Last night, with Giles, Jean, another Jackie, and Paul, we were entertained, first by Windmill Swing Band, at Milford on Sea Community Centre. This was an interesting experience. It was difficult for me, with my untrained ear, quite to decipher what we were hearing. The female singer had a powerful voice and performed very well, but was rather obscured by the number of instruments on and overflowing from the small stage. Of the sixteen accompanists, ten were saxophonists.
After the break came the Sugar Rush. Quite the most outstanding wind player, guesting as soloist for Windmill in the first session, turned out to be one of a quartet forming this second group. He played saxophones, clarinet, and flute. He was one of two Marks, the other playing keyboard. Two excellent, lively, and entertaining female singers made up the four. Given the option to leave during the brief interval in their performance, we declined, because we were enjoying them so much.
Giles, being rather partial to the flute, called out for more of this instrument and was rewarded with a melodic solo. So were the rest of us.
This morning Benjamin of Abre Electrical came on time and thoroughly investigated our problems. The fault seems to be under the kitchen tiles, with which we will not interfere. We cannot use the power points in a kitchen cupboard until a feed is drawn from upstairs, and we need a new fusebox.
We experienced more steady rain, which by the afternoon had stopped. The last push on the previously invisible path was a joint one.

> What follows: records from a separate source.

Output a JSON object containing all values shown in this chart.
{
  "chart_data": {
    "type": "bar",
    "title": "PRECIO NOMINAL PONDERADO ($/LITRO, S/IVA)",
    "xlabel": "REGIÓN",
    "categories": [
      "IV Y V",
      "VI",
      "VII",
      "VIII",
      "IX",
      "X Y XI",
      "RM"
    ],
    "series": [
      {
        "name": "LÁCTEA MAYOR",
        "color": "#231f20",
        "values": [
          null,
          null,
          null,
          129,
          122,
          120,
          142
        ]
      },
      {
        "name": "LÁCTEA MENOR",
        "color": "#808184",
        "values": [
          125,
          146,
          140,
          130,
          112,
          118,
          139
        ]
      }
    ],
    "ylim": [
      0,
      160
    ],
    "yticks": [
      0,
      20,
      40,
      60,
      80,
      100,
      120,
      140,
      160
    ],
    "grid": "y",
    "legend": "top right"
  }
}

We began with Jackie riddling, with a sieve, the earth I dug out of the track, to gather what gravel and impacted sand was still present. That was soon given up as pointless and Jackie, who now shared my job, and I tossed each spadeful, complete with stones, into the crowded shrubberies. That should help keep the weeds down, and we will probably be digging out gravel and chucking it piecemeal back onto the path for some time to come.
As will be apparent from the picture of Jackie at her initial task, there was far more soil than gravel on the path. This meant we had not bought enough stones, given that we now had to re-cover the whole area. After lunch, therefore, we took another trip to Ferndene Farm Shop and returned with five more bags of them.
In Everton Road a little boy of about six years old gave himself a nasty shock. On his bicycle, he sped out from between two oncoming cars he was trying to avoid, turned and rode straight at us, forcing Jackie to make an emergency stop. Terror was written all over his face. A few yards further on we decided to turn back and see if he was all right. By the time Jackie had found a suitable turning space and backtracked, he had disappeared. We rather hoped he was trembling on his mother’s knee.

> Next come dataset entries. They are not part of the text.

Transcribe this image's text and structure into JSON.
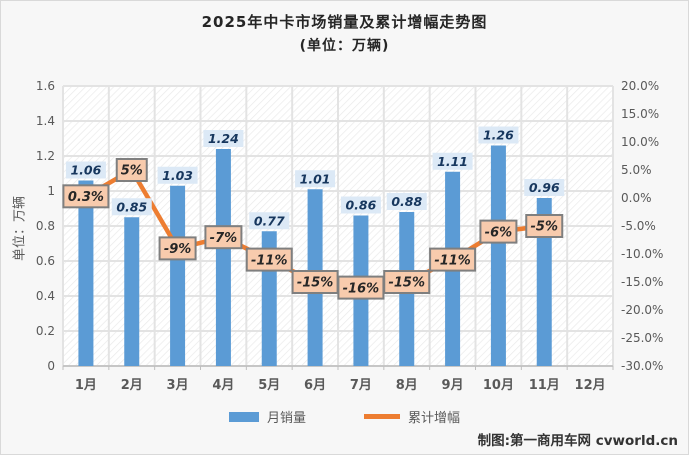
{
  "title": "2025年中卡市场销量及累计增幅走势图",
  "subtitle": "(单位：万辆)",
  "y_axis_title": "单位：万辆",
  "footer_credit": "制图:第一商用车网 cvworld.cn",
  "legend": {
    "bar_label": "月销量",
    "line_label": "累计增幅"
  },
  "colors": {
    "bar": "#5B9BD5",
    "line": "#ED7D31",
    "bar_label_bg": "#DCE9F6",
    "bar_label_text": "#17375E",
    "line_label_bg": "#F8CBAD",
    "line_label_border": "#7F7F7F",
    "line_label_text": "#262626",
    "grid": "#E3E3E3",
    "axis_line": "#C6C6C6",
    "axis_text": "#595959",
    "hatch": "#EAEAEA",
    "plot_bg": "#FFFFFF",
    "frame_bg": "#F7F7F7"
  },
  "chart_data": {
    "type": "combo-bar-line",
    "categories": [
      "1月",
      "2月",
      "3月",
      "4月",
      "5月",
      "6月",
      "7月",
      "8月",
      "9月",
      "10月",
      "11月",
      "12月"
    ],
    "series": [
      {
        "name": "月销量",
        "type": "bar",
        "axis": "left",
        "unit": "万辆",
        "values": [
          1.06,
          0.85,
          1.03,
          1.24,
          0.77,
          1.01,
          0.86,
          0.88,
          1.11,
          1.26,
          0.96,
          null
        ],
        "data_labels": [
          "1.06",
          "0.85",
          "1.03",
          "1.24",
          "0.77",
          "1.01",
          "0.86",
          "0.88",
          "1.11",
          "1.26",
          "0.96",
          ""
        ]
      },
      {
        "name": "累计增幅",
        "type": "line",
        "axis": "right",
        "unit": "%",
        "values": [
          0.3,
          5,
          -9,
          -7,
          -11,
          -15,
          -16,
          -15,
          -11,
          -6,
          -5,
          null
        ],
        "data_labels": [
          "0.3%",
          "5%",
          "-9%",
          "-7%",
          "-11%",
          "-15%",
          "-16%",
          "-15%",
          "-11%",
          "-6%",
          "-5%",
          ""
        ]
      }
    ],
    "left_axis": {
      "min": 0,
      "max": 1.6,
      "ticks": [
        "0",
        "0.2",
        "0.4",
        "0.6",
        "0.8",
        "1",
        "1.2",
        "1.4",
        "1.6"
      ],
      "title": "单位：万辆"
    },
    "right_axis": {
      "min": -30,
      "max": 20,
      "ticks": [
        "-30.0%",
        "-25.0%",
        "-20.0%",
        "-15.0%",
        "-10.0%",
        "-5.0%",
        "0.0%",
        "5.0%",
        "10.0%",
        "15.0%",
        "20.0%"
      ]
    },
    "grid": true,
    "legend_position": "bottom"
  }
}
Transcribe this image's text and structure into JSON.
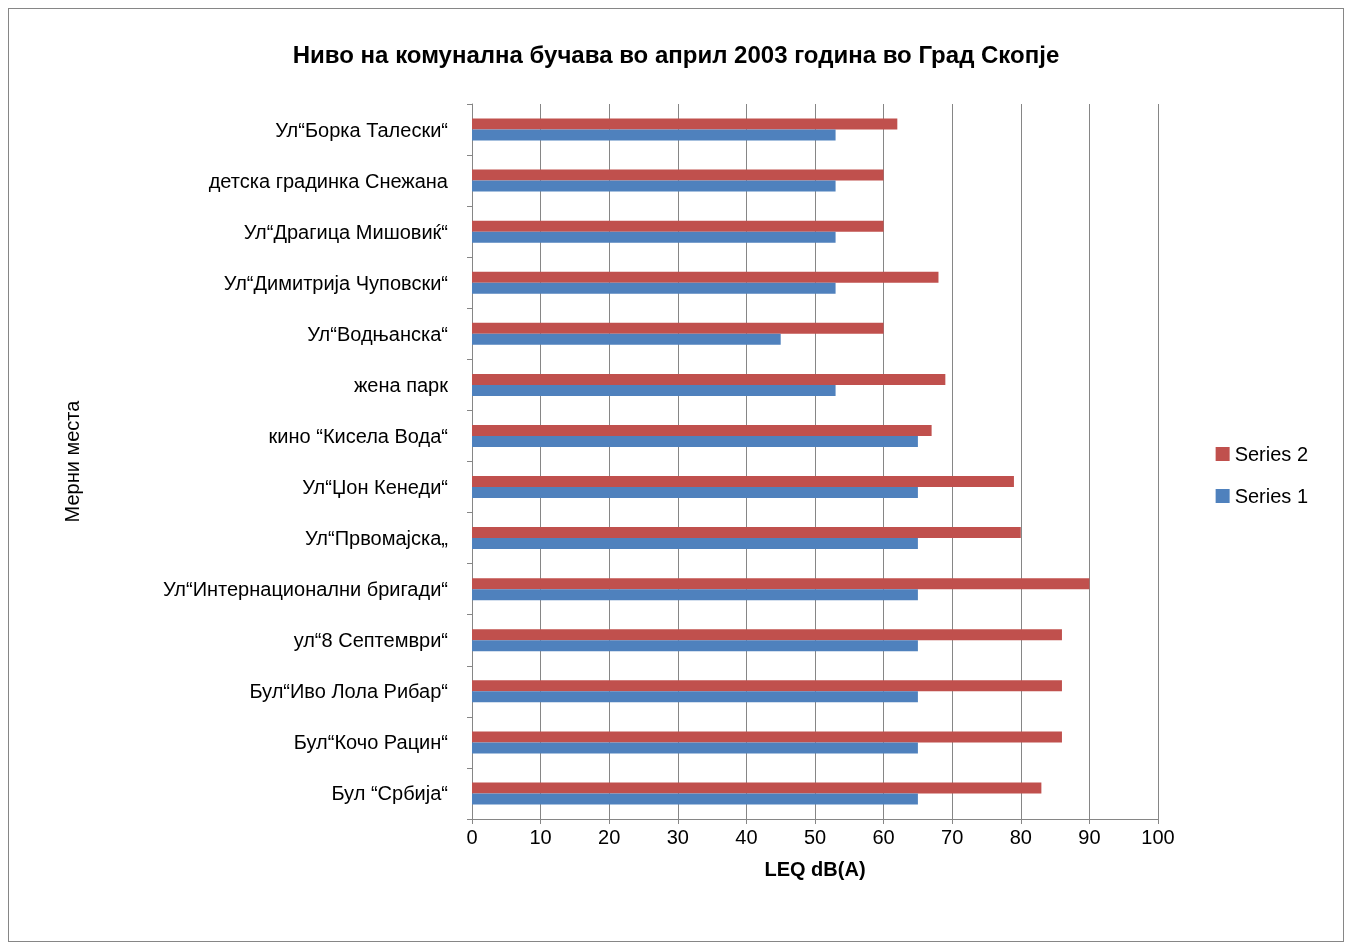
{
  "chart_data": {
    "type": "bar",
    "orientation": "horizontal",
    "title": "Ниво на комунална бучава во април 2003 година во Град Скопје",
    "xlabel": "LEQ dB(A)",
    "ylabel": "Мерни места",
    "categories": [
      "Ул“Борка Талески“",
      "детска градинка Снежана",
      "Ул“Драгица Мишовиќ“",
      "Ул“Димитрија Чуповски“",
      "Ул“Водњанска“",
      "жена парк",
      "кино “Кисела Вода“",
      "Ул“Џон Кенеди“",
      "Ул“Првомајска„",
      "Ул“Интернационални бригади“",
      "ул“8 Септември“",
      "Бул“Иво Лола Рибар“",
      "Бул“Кочо Рацин“",
      "Бул “Србија“"
    ],
    "series": [
      {
        "name": "Series 2",
        "color": "#c0504d",
        "values": [
          62,
          60,
          60,
          68,
          60,
          69,
          67,
          79,
          80,
          90,
          86,
          86,
          86,
          83
        ]
      },
      {
        "name": "Series 1",
        "color": "#4f81bd",
        "values": [
          53,
          53,
          53,
          53,
          45,
          53,
          65,
          65,
          65,
          65,
          65,
          65,
          65,
          65
        ]
      }
    ],
    "xlim": [
      0,
      100
    ],
    "xticks": [
      0,
      10,
      20,
      30,
      40,
      50,
      60,
      70,
      80,
      90,
      100
    ],
    "grid": "x",
    "legend": "right"
  }
}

Back home, we completed the laying down of the stones, and raked and swept them. Jackie added the finishing touch of six varied heucheras. Just as I finished photographing our achievement, the rain returned.
I call this the Heligan path, after the famous lost gardens of that name in Cornwall, because we really didn’t know it was there.

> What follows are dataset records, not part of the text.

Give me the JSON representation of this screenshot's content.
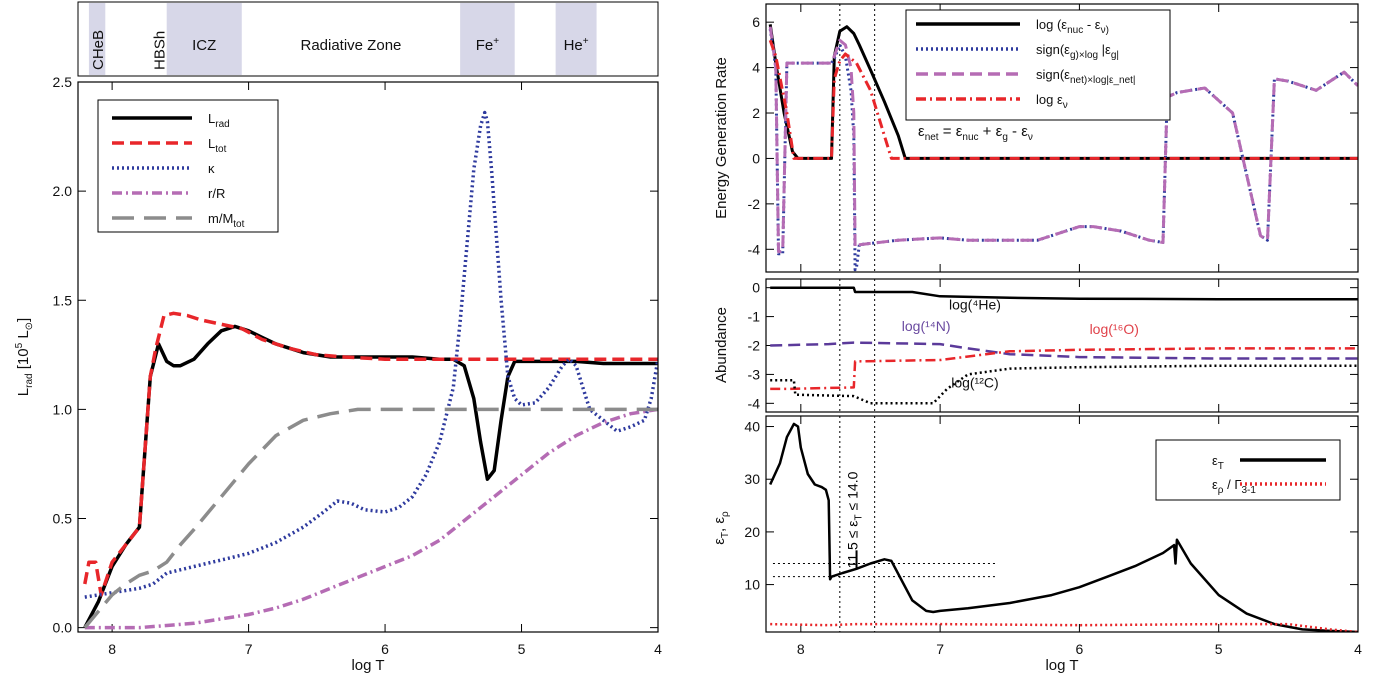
{
  "chart_data": [
    {
      "id": "left",
      "type": "line",
      "xlabel": "log T",
      "ylabel": "L_rad [10^5 L_⊙]",
      "xlim": [
        8.25,
        4.0
      ],
      "ylim": [
        -0.02,
        2.5
      ],
      "x_ticks": [
        "8",
        "7",
        "6",
        "5",
        "4"
      ],
      "y_ticks": [
        "0.0",
        "0.5",
        "1.0",
        "1.5",
        "2.0",
        "2.5"
      ],
      "legend_position": "top-left",
      "zones": [
        {
          "label": "CHeB",
          "x": [
            8.17,
            8.05
          ],
          "shaded": true
        },
        {
          "label": "HBSh",
          "x": [
            7.72,
            7.6
          ],
          "shaded": false
        },
        {
          "label": "ICZ",
          "x": [
            7.6,
            7.05
          ],
          "shaded": true
        },
        {
          "label": "Radiative Zone",
          "x": [
            7.05,
            5.45
          ],
          "shaded": false
        },
        {
          "label": "Fe+",
          "x": [
            5.45,
            5.05
          ],
          "shaded": true
        },
        {
          "label": "He+",
          "x": [
            4.75,
            4.45
          ],
          "shaded": true
        }
      ],
      "series": [
        {
          "name": "L_rad",
          "color": "#000000",
          "dash": "solid",
          "x": [
            8.2,
            8.1,
            8.0,
            7.9,
            7.8,
            7.72,
            7.66,
            7.6,
            7.55,
            7.5,
            7.4,
            7.3,
            7.2,
            7.1,
            7.0,
            6.9,
            6.8,
            6.6,
            6.4,
            6.2,
            6.0,
            5.8,
            5.6,
            5.5,
            5.42,
            5.35,
            5.3,
            5.25,
            5.2,
            5.15,
            5.1,
            5.05,
            5.0,
            4.8,
            4.6,
            4.4,
            4.2,
            4.0
          ],
          "y": [
            0.0,
            0.12,
            0.28,
            0.38,
            0.46,
            1.15,
            1.3,
            1.22,
            1.2,
            1.2,
            1.23,
            1.3,
            1.36,
            1.38,
            1.36,
            1.33,
            1.3,
            1.26,
            1.24,
            1.24,
            1.24,
            1.24,
            1.23,
            1.23,
            1.2,
            1.05,
            0.85,
            0.68,
            0.72,
            0.95,
            1.15,
            1.22,
            1.22,
            1.22,
            1.22,
            1.21,
            1.21,
            1.21
          ]
        },
        {
          "name": "L_tot",
          "color": "#e8262a",
          "dash": "dashed",
          "x": [
            8.2,
            8.17,
            8.12,
            8.08,
            8.0,
            7.9,
            7.8,
            7.72,
            7.68,
            7.62,
            7.55,
            7.45,
            7.35,
            7.2,
            7.05,
            6.9,
            6.7,
            6.5,
            6.3,
            6.0,
            5.5,
            5.0,
            4.5,
            4.0
          ],
          "y": [
            0.2,
            0.3,
            0.3,
            0.15,
            0.3,
            0.38,
            0.46,
            1.15,
            1.28,
            1.43,
            1.44,
            1.43,
            1.41,
            1.39,
            1.37,
            1.32,
            1.28,
            1.25,
            1.24,
            1.23,
            1.23,
            1.23,
            1.23,
            1.23
          ]
        },
        {
          "name": "κ",
          "color": "#2e3a9e",
          "dash": "dotted",
          "x": [
            8.2,
            8.0,
            7.8,
            7.7,
            7.6,
            7.4,
            7.2,
            7.0,
            6.8,
            6.6,
            6.45,
            6.35,
            6.25,
            6.15,
            6.0,
            5.9,
            5.8,
            5.7,
            5.6,
            5.5,
            5.45,
            5.4,
            5.35,
            5.3,
            5.27,
            5.25,
            5.22,
            5.15,
            5.1,
            5.05,
            5.0,
            4.9,
            4.8,
            4.7,
            4.65,
            4.6,
            4.55,
            4.5,
            4.4,
            4.3,
            4.2,
            4.1,
            4.05,
            4.0
          ],
          "y": [
            0.14,
            0.16,
            0.18,
            0.2,
            0.25,
            0.28,
            0.31,
            0.34,
            0.39,
            0.46,
            0.53,
            0.58,
            0.57,
            0.54,
            0.53,
            0.55,
            0.6,
            0.7,
            0.85,
            1.1,
            1.4,
            1.75,
            2.1,
            2.3,
            2.36,
            2.32,
            2.1,
            1.5,
            1.15,
            1.05,
            1.02,
            1.03,
            1.1,
            1.2,
            1.23,
            1.2,
            1.1,
            1.0,
            0.95,
            0.9,
            0.92,
            0.95,
            1.05,
            1.23
          ]
        },
        {
          "name": "r/R",
          "color": "#b56cb4",
          "dash": "dashdot",
          "x": [
            8.2,
            8.0,
            7.8,
            7.6,
            7.4,
            7.2,
            7.0,
            6.8,
            6.6,
            6.4,
            6.2,
            6.0,
            5.8,
            5.6,
            5.4,
            5.2,
            5.0,
            4.8,
            4.6,
            4.4,
            4.2,
            4.0
          ],
          "y": [
            0.0,
            0.0,
            0.0,
            0.01,
            0.02,
            0.04,
            0.06,
            0.09,
            0.13,
            0.18,
            0.23,
            0.28,
            0.33,
            0.4,
            0.5,
            0.6,
            0.7,
            0.8,
            0.88,
            0.94,
            0.98,
            1.0
          ]
        },
        {
          "name": "m/M_tot",
          "color": "#8c8c8c",
          "dash": "longdash",
          "x": [
            8.2,
            8.0,
            7.9,
            7.8,
            7.7,
            7.6,
            7.5,
            7.4,
            7.2,
            7.0,
            6.8,
            6.6,
            6.4,
            6.2,
            6.0,
            5.5,
            5.0,
            4.5,
            4.0
          ],
          "y": [
            0.0,
            0.15,
            0.2,
            0.24,
            0.26,
            0.3,
            0.38,
            0.45,
            0.6,
            0.75,
            0.88,
            0.95,
            0.98,
            1.0,
            1.0,
            1.0,
            1.0,
            1.0,
            1.0
          ]
        }
      ]
    },
    {
      "id": "right_top",
      "type": "line",
      "xlabel": "",
      "ylabel": "Energy Generation Rate",
      "xlim": [
        8.25,
        4.0
      ],
      "ylim": [
        -5,
        6.8
      ],
      "x_ticks": [],
      "y_ticks": [
        "6",
        "4",
        "2",
        "0",
        "-2",
        "-4"
      ],
      "y_tick_values": [
        6,
        4,
        2,
        0,
        -2,
        -4
      ],
      "vlines": [
        7.72,
        7.47
      ],
      "legend_position": "top-center",
      "annotation": "ε_net = ε_nuc + ε_g - ε_ν",
      "series": [
        {
          "name": "log (ε_nuc - ε_ν)",
          "color": "#000000",
          "dash": "solid",
          "x": [
            8.22,
            8.18,
            8.12,
            8.06,
            8.02,
            7.9,
            7.78,
            7.76,
            7.72,
            7.67,
            7.62,
            7.58,
            7.5,
            7.4,
            7.3,
            7.25,
            7.0,
            6.0,
            5.0,
            4.0
          ],
          "y": [
            5.9,
            4.2,
            2.0,
            0.3,
            0.0,
            0.0,
            0.0,
            4.5,
            5.6,
            5.8,
            5.5,
            5.0,
            3.9,
            2.5,
            1.0,
            0.0,
            0.0,
            0.0,
            0.0,
            0.0
          ]
        },
        {
          "name": "sign(ε_g)×log |ε_g|",
          "color": "#2e3a9e",
          "dash": "dotted",
          "x": [
            8.22,
            8.18,
            8.16,
            8.13,
            8.1,
            8.0,
            7.9,
            7.78,
            7.76,
            7.72,
            7.68,
            7.64,
            7.62,
            7.61,
            7.6,
            7.58,
            7.3,
            7.0,
            6.8,
            6.5,
            6.3,
            6.0,
            5.9,
            5.7,
            5.5,
            5.4,
            5.37,
            5.3,
            5.1,
            4.9,
            4.7,
            4.65,
            4.6,
            4.5,
            4.3,
            4.1,
            4.0
          ],
          "y": [
            5.7,
            4.0,
            -4.2,
            -4.2,
            4.2,
            4.2,
            4.2,
            4.2,
            4.4,
            5.0,
            4.5,
            3.0,
            1.0,
            -4.9,
            -4.8,
            -3.8,
            -3.6,
            -3.5,
            -3.6,
            -3.6,
            -3.6,
            -3.0,
            -3.0,
            -3.2,
            -3.6,
            -3.7,
            2.7,
            2.9,
            3.1,
            2.0,
            -3.4,
            -3.6,
            3.5,
            3.4,
            3.0,
            3.8,
            3.2
          ]
        },
        {
          "name": "sign(ε_net)×log|ε_net|",
          "color": "#b56cb4",
          "dash": "dashed",
          "x": [
            8.22,
            8.18,
            8.16,
            8.13,
            8.1,
            8.0,
            7.9,
            7.78,
            7.76,
            7.72,
            7.68,
            7.64,
            7.62,
            7.61,
            7.6,
            7.58,
            7.3,
            7.0,
            6.8,
            6.5,
            6.3,
            6.0,
            5.9,
            5.7,
            5.5,
            5.4,
            5.37,
            5.3,
            5.1,
            4.9,
            4.7,
            4.65,
            4.6,
            4.5,
            4.3,
            4.1,
            4.0
          ],
          "y": [
            5.8,
            4.0,
            -4.1,
            -4.1,
            4.2,
            4.2,
            4.2,
            4.2,
            4.5,
            5.2,
            5.0,
            4.0,
            2.0,
            -3.9,
            -3.8,
            -3.8,
            -3.6,
            -3.5,
            -3.6,
            -3.6,
            -3.6,
            -3.0,
            -3.0,
            -3.2,
            -3.6,
            -3.7,
            2.7,
            2.9,
            3.1,
            2.0,
            -3.4,
            -3.6,
            3.5,
            3.4,
            3.0,
            3.8,
            3.2
          ]
        },
        {
          "name": "log ε_ν",
          "color": "#e8262a",
          "dash": "dashdot",
          "x": [
            8.22,
            8.18,
            8.1,
            8.05,
            8.0,
            7.9,
            7.78,
            7.76,
            7.72,
            7.68,
            7.6,
            7.5,
            7.4,
            7.35,
            7.0,
            6.0,
            5.0,
            4.0
          ],
          "y": [
            5.2,
            4.5,
            2.0,
            0.0,
            0.0,
            0.0,
            0.0,
            3.5,
            4.3,
            4.6,
            4.2,
            3.0,
            1.0,
            0.0,
            0.0,
            0.0,
            0.0,
            0.0
          ]
        }
      ]
    },
    {
      "id": "right_middle",
      "type": "line",
      "xlabel": "",
      "ylabel": "Abundance",
      "xlim": [
        8.25,
        4.0
      ],
      "ylim": [
        -4.3,
        0.3
      ],
      "y_ticks": [
        "0",
        "-1",
        "-2",
        "-3",
        "-4"
      ],
      "y_tick_values": [
        0,
        -1,
        -2,
        -3,
        -4
      ],
      "vlines": [
        7.72,
        7.47
      ],
      "labels": [
        {
          "text": "log(⁴He)",
          "x": 6.75,
          "y": -0.75,
          "color": "#111111"
        },
        {
          "text": "log(¹⁴N)",
          "x": 7.1,
          "y": -1.5,
          "color": "#6a4aa0"
        },
        {
          "text": "log(¹⁶O)",
          "x": 5.75,
          "y": -1.6,
          "color": "#e0424a"
        },
        {
          "text": "log(¹²C)",
          "x": 6.75,
          "y": -3.45,
          "color": "#111111"
        }
      ],
      "series": [
        {
          "name": "log(⁴He)",
          "color": "#000000",
          "dash": "solid",
          "x": [
            8.22,
            7.62,
            7.61,
            7.2,
            7.0,
            6.5,
            6.0,
            5.0,
            4.0
          ],
          "y": [
            0.0,
            0.0,
            -0.15,
            -0.15,
            -0.3,
            -0.35,
            -0.38,
            -0.4,
            -0.4
          ]
        },
        {
          "name": "log(¹⁴N)",
          "color": "#5b3a9a",
          "dash": "dashed",
          "x": [
            8.22,
            7.8,
            7.62,
            7.0,
            6.8,
            6.5,
            6.0,
            5.0,
            4.0
          ],
          "y": [
            -2.0,
            -1.95,
            -1.9,
            -1.95,
            -2.1,
            -2.3,
            -2.4,
            -2.45,
            -2.45
          ]
        },
        {
          "name": "log(¹⁶O)",
          "color": "#e8262a",
          "dash": "dashdot",
          "x": [
            8.22,
            8.1,
            7.62,
            7.61,
            7.0,
            6.5,
            6.0,
            5.0,
            4.0
          ],
          "y": [
            -3.5,
            -3.5,
            -3.45,
            -2.55,
            -2.5,
            -2.2,
            -2.15,
            -2.1,
            -2.1
          ]
        },
        {
          "name": "log(¹²C)",
          "color": "#000000",
          "dash": "dotted",
          "x": [
            8.22,
            8.05,
            8.04,
            7.62,
            7.5,
            7.05,
            6.95,
            6.8,
            6.5,
            6.0,
            5.0,
            4.0
          ],
          "y": [
            -3.2,
            -3.2,
            -3.7,
            -3.75,
            -4.0,
            -4.0,
            -3.5,
            -3.0,
            -2.8,
            -2.75,
            -2.7,
            -2.7
          ]
        }
      ]
    },
    {
      "id": "right_bottom",
      "type": "line",
      "xlabel": "log T",
      "ylabel": "ε_T, ε_ρ",
      "xlim": [
        8.25,
        4.0
      ],
      "ylim": [
        1,
        42
      ],
      "x_ticks": [
        "8",
        "7",
        "6",
        "5",
        "4"
      ],
      "y_ticks": [
        "40",
        "30",
        "20",
        "10"
      ],
      "y_tick_values": [
        40,
        30,
        20,
        10
      ],
      "vlines": [
        7.72,
        7.47
      ],
      "hlines": [
        11.5,
        14.0
      ],
      "hline_xrange": [
        8.2,
        6.6
      ],
      "range_annotation": "11.5 ≤ ε_T ≤ 14.0",
      "legend_position": "top-right",
      "series": [
        {
          "name": "ε_T",
          "color": "#000000",
          "dash": "solid",
          "x": [
            8.22,
            8.15,
            8.1,
            8.05,
            8.02,
            8.0,
            7.95,
            7.9,
            7.85,
            7.82,
            7.8,
            7.79,
            7.78,
            7.7,
            7.6,
            7.5,
            7.4,
            7.35,
            7.3,
            7.2,
            7.1,
            7.05,
            7.0,
            6.8,
            6.5,
            6.2,
            6.0,
            5.8,
            5.6,
            5.4,
            5.32,
            5.31,
            5.3,
            5.2,
            5.0,
            4.8,
            4.6,
            4.4,
            4.2,
            4.0
          ],
          "y": [
            29,
            33,
            38,
            40.5,
            40,
            36,
            31,
            29,
            28.5,
            28,
            26,
            11,
            11.5,
            12.2,
            13,
            14,
            14.8,
            14.5,
            12,
            7,
            5,
            4.8,
            5,
            5.5,
            6.5,
            8,
            9.5,
            11.5,
            13.5,
            16,
            17.5,
            14,
            18.5,
            14,
            8,
            4.5,
            2.5,
            1.5,
            1.2,
            1.0
          ]
        },
        {
          "name": "ε_ρ / Γ_3-1",
          "color": "#e8262a",
          "dash": "dotted",
          "x": [
            8.22,
            7.8,
            7.6,
            7.0,
            6.0,
            5.0,
            4.5,
            4.2,
            4.0
          ],
          "y": [
            2.5,
            2.3,
            2.5,
            2.5,
            2.3,
            2.5,
            2.5,
            1.5,
            1.0
          ]
        }
      ]
    }
  ]
}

Several new roses are in bloom. Here is one:

And an iris.

This evening we dined on Moroccan roast lamb, pilau cous-cous complete with chilli, and carrots and green beans, followed by apple strudel. I drank a Langedoc reserve 2012.


    1. So pleased Alex. I think she looks so contented, all set up for the task, but also the spade and path are sharp in the foreground whilst she is a bit burnt out – like some of your recent portrait shots. She holds the picture, but is in the background.